E, assim, comparando a atuação viril de uma "Orquestra Sinfônica", Juca Chaves diz que o homem de 20 anos tem o vigor de um trompete ("Sopro forte e tão seguro/ É como um clarinete/ De toque potente e duro"). Já aos 30, "Ele é um violino/ Às vezes de sons corruptos/ Às vezes de sons sonoros/ Afina cinco minutos/ E toca mais de seis horas". Ao chegar aos 40, "É uma harpa/ Fermatas longas demoras/ São seus notáveis tributos/ Afina mais de seis horas/ Toca só cinco minutos". O dramático é aos cinqüenta, quando "ele é um piano".
Enquanto não cai o pano Que as gargalhadas provocam Aos cinqüenta ele é um piano Ele afina e os outros tocam O próprio Juca, aos 48 anos bem vividos, depois de ter autolouvado seu "Nasal Sensual", hoje enaltece outra parte anatômica de seu corpo - que, como diz seu amigo Juarez Machado - companheiro de farras homéricas do Juca - tem usado intensamente.

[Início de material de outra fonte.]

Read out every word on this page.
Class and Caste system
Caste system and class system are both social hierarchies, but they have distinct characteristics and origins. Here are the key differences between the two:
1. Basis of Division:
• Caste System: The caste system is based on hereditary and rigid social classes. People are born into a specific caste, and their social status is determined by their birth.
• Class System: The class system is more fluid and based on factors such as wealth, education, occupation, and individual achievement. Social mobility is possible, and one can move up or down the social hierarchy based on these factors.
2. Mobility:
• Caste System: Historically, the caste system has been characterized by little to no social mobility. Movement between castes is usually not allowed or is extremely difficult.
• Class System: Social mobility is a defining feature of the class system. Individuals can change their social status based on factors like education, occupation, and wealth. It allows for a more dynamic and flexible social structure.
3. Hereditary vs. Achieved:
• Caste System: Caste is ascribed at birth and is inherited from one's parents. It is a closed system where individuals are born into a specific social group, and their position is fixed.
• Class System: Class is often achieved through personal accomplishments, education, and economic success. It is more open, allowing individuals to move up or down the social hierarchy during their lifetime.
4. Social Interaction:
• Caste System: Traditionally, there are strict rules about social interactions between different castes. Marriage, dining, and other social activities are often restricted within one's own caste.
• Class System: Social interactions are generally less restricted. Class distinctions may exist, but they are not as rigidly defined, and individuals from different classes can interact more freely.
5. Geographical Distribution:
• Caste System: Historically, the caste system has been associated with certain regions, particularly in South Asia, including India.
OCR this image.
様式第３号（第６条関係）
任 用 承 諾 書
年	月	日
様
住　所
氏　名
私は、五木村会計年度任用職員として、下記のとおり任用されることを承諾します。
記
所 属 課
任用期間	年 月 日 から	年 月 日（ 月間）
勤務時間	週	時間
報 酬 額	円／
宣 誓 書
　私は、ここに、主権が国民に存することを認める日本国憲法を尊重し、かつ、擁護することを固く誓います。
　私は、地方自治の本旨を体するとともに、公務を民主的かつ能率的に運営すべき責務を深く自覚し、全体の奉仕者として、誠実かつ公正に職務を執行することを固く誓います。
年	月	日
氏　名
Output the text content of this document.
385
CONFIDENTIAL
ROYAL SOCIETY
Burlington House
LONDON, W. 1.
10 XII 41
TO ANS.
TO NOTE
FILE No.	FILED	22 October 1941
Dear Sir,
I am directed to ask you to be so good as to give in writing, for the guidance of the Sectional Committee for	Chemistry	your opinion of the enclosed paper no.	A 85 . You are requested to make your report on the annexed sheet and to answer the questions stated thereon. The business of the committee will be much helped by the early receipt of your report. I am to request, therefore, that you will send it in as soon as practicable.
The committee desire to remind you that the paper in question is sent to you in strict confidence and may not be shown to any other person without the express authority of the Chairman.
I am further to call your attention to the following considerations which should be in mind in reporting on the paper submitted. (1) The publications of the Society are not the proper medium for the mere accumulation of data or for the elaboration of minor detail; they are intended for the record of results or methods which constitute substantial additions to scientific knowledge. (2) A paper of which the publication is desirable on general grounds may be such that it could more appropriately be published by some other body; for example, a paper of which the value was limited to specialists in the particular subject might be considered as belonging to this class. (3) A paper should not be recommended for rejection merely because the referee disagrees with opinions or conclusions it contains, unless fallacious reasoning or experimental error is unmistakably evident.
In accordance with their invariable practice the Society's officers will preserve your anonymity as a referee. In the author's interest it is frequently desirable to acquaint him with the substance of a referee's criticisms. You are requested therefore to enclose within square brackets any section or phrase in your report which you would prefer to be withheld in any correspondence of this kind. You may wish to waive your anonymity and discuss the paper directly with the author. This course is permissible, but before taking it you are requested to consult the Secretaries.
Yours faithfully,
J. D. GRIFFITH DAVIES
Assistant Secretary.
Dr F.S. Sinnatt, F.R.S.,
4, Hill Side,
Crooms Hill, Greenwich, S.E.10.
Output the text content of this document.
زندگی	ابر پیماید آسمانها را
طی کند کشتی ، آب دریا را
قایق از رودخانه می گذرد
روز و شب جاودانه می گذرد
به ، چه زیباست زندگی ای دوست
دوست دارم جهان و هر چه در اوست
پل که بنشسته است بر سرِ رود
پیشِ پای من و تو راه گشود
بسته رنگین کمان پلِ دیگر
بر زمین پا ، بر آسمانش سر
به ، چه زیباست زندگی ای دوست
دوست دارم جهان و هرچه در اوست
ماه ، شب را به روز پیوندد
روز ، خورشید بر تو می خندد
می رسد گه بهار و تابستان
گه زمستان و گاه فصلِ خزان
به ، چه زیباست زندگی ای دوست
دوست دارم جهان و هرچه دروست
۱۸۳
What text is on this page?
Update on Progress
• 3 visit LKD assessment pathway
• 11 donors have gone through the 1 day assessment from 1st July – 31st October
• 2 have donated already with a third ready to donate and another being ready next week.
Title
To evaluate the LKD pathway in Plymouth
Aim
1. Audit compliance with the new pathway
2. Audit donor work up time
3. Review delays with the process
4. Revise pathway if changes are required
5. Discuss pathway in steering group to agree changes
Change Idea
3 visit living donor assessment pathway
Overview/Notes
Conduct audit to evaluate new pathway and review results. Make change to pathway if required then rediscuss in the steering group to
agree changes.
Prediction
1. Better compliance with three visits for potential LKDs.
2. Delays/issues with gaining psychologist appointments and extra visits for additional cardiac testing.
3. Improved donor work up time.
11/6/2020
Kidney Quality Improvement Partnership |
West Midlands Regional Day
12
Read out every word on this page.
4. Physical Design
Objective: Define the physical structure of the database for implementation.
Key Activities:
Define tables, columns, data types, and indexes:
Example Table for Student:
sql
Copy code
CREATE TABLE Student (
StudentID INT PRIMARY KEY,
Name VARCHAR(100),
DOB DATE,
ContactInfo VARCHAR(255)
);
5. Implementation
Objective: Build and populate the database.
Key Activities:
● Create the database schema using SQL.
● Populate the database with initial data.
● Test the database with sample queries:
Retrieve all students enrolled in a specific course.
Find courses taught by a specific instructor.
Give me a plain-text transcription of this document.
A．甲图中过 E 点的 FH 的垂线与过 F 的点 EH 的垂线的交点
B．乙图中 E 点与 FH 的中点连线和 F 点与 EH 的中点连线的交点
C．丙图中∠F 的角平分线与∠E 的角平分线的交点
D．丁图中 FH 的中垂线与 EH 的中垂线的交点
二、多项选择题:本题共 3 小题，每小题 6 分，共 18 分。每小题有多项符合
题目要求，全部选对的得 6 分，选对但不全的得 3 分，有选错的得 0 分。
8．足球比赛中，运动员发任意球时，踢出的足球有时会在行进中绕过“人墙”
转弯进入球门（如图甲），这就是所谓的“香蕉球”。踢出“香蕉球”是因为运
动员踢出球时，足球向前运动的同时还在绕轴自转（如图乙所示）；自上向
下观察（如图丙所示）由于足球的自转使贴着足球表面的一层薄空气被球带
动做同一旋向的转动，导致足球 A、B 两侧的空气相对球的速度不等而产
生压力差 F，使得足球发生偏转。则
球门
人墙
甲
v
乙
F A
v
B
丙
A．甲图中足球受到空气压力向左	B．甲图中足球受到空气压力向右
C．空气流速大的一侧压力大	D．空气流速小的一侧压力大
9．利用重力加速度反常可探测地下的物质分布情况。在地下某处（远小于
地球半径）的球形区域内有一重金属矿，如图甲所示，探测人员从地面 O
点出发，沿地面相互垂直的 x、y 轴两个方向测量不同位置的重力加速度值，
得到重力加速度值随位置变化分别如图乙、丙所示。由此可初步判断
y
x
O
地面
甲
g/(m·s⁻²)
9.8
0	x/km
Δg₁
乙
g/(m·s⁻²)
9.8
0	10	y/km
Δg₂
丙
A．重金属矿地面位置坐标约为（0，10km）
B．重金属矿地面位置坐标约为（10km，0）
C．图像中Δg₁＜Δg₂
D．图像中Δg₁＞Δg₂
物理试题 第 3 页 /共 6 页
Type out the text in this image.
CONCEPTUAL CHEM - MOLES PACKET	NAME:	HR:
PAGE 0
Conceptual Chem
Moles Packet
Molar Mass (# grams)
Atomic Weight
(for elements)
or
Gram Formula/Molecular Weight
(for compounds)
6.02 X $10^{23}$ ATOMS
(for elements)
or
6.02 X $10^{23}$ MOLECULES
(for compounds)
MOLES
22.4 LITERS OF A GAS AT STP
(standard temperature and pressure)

Dizendo curar o complexo "por ser tão pequenino", lembra que de maneira inteligente/troco tudo pelo sexo/antes que eu fique impotente". Tenho pois duas cabeças Todas duas sem censura A de cima democrática A de baixo a dita-dura Tenho pois duas cabeças A de cima muita acima A de baixo ainda dura.